While all of us live with these interruptions, only some of us are able to maintain our health and fitness regimens while we manage them.  The ones that do aren’t surprised when things come up; they simply go with Plan B until life gets back to “normal”.  This does two things.  It keeps them active (even if Plan B isn’t exactly what they wanted to do) and it provides a subtle reminder that they matter and that looking after their health is important.
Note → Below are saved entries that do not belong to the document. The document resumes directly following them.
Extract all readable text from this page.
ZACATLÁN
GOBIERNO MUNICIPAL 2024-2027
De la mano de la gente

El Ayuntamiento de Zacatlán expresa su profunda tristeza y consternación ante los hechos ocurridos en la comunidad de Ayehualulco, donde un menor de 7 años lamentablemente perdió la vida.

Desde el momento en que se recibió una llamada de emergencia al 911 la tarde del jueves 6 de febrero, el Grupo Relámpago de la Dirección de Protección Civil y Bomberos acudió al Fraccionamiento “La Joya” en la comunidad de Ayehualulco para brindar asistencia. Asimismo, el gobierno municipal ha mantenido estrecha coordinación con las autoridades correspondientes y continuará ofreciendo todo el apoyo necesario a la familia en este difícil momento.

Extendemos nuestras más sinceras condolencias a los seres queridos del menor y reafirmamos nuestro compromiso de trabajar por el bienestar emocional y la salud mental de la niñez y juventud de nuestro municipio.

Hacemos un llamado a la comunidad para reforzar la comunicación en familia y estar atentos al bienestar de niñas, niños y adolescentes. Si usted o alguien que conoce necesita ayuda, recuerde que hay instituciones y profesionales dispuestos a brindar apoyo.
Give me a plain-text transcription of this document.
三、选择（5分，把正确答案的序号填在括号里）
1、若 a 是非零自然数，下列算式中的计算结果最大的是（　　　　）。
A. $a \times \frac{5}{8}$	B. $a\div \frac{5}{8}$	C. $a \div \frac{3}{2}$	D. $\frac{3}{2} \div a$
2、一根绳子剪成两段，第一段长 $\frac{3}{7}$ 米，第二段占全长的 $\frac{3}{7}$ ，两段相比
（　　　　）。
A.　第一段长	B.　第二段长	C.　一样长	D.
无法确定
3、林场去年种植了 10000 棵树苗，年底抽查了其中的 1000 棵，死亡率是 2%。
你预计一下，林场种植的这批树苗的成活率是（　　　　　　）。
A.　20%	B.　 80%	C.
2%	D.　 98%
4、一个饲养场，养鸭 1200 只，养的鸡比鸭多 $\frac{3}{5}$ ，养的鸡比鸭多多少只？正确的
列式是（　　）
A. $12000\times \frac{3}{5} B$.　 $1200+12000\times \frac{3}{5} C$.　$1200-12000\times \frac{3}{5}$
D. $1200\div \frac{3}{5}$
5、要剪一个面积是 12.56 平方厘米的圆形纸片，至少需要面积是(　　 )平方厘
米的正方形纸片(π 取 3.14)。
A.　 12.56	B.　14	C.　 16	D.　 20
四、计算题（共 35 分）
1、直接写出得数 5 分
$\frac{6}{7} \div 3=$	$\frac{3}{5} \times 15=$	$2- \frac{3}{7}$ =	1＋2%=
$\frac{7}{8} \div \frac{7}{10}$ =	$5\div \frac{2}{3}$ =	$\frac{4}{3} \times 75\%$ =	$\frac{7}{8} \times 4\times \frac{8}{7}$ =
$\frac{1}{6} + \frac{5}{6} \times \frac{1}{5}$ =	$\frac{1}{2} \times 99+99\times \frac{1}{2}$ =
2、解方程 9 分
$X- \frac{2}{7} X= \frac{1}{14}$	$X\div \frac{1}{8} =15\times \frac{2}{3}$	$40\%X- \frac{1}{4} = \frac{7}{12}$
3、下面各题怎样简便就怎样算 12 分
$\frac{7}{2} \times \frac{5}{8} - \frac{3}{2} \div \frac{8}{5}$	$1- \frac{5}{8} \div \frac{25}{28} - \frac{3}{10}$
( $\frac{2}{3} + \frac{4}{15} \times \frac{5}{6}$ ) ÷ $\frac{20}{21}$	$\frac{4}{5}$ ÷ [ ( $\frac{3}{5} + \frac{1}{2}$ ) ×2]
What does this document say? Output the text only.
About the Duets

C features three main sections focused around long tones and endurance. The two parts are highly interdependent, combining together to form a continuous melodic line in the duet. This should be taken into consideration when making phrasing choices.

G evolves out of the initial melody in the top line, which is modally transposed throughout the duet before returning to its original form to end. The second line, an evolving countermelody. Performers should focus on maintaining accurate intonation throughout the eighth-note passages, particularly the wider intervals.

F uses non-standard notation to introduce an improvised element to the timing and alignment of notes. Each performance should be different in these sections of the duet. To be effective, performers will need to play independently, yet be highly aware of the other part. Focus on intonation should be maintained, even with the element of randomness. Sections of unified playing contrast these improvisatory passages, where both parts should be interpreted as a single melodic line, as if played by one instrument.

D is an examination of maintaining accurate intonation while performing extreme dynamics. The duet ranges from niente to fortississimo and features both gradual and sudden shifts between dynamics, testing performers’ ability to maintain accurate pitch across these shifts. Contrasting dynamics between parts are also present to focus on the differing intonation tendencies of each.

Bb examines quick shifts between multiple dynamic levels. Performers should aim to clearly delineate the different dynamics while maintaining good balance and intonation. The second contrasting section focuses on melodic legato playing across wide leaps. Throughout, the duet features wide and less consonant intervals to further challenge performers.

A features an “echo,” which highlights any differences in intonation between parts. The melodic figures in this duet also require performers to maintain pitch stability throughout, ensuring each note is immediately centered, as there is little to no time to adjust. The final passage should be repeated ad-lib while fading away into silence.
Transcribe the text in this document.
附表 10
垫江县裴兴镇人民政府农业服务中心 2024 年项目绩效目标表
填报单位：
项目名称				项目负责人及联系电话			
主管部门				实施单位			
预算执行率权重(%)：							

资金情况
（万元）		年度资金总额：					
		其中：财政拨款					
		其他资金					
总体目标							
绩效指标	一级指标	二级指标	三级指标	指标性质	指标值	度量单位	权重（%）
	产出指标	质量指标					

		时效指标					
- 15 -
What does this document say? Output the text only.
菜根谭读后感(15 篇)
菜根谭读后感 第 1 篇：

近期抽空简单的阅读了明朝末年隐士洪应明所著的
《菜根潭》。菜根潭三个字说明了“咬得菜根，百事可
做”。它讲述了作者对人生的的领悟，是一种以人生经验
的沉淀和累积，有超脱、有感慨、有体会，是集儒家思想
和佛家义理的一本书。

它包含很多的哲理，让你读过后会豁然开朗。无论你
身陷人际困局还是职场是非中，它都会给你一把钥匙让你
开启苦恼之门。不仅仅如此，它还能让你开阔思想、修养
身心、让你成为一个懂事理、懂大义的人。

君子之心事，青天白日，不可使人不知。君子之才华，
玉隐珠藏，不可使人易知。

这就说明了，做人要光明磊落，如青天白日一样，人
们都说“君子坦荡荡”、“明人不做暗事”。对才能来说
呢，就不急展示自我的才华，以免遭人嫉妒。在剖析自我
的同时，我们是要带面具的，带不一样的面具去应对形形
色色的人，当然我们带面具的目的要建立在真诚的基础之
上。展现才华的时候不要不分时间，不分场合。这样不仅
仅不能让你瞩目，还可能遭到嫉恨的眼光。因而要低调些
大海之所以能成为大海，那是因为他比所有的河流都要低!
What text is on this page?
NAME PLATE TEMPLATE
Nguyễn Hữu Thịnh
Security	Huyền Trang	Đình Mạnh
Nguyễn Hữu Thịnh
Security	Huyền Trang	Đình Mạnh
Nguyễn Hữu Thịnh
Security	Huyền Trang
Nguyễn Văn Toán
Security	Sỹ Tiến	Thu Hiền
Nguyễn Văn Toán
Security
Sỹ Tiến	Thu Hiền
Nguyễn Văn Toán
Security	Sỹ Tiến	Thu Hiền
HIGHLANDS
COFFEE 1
To put a back up plan into action when you need it requires that you put some thought into designing it.  I would suggest having back ups for both strength training and cardio depending on your need.  Make your plans as specific and clear as possible.  There should not be any thought involved when you need use them, just simple action.  For example; I like to lift weights at a gym after work using a split body routine.  This means that I work out like a bodybuilder using a large variety of equipment, working one muscle group at a time.  A full workout done in this manner can take anywhere from 60 to 90 minutes.  If I’m booked heavily with clients and also have a family commitment in the evening, I might not be able to get to the gym at all and only have 20 minutes of free time when I get home.  In this case, my back up plan is to do a full body workout at home using resistance bands and bodyweight movements with little to no rest between exercises.

In other words; IF I can’t get to the gym for a full workout, THEN I will do a high intensity full body workout at home for 20 minutes.  I have the intense home workout planned, written out and ready to go whenever I need it.  I don’t have to think; just act.

Here is an example of the If/Then idea from a client of mine.  “If it is raining and I can’t go out walking, I will ride my stationary bike at home for 30 to 45 minutes while watching the news.”

As simple as it might seem, having an emergency plan, ready to go, could very well be the difference between successful long-term exercisers and those that continually fall short of their goals.  Take a few minutes to write out a contingency plan based on your own needs and the equipment, if any, that you have available to you.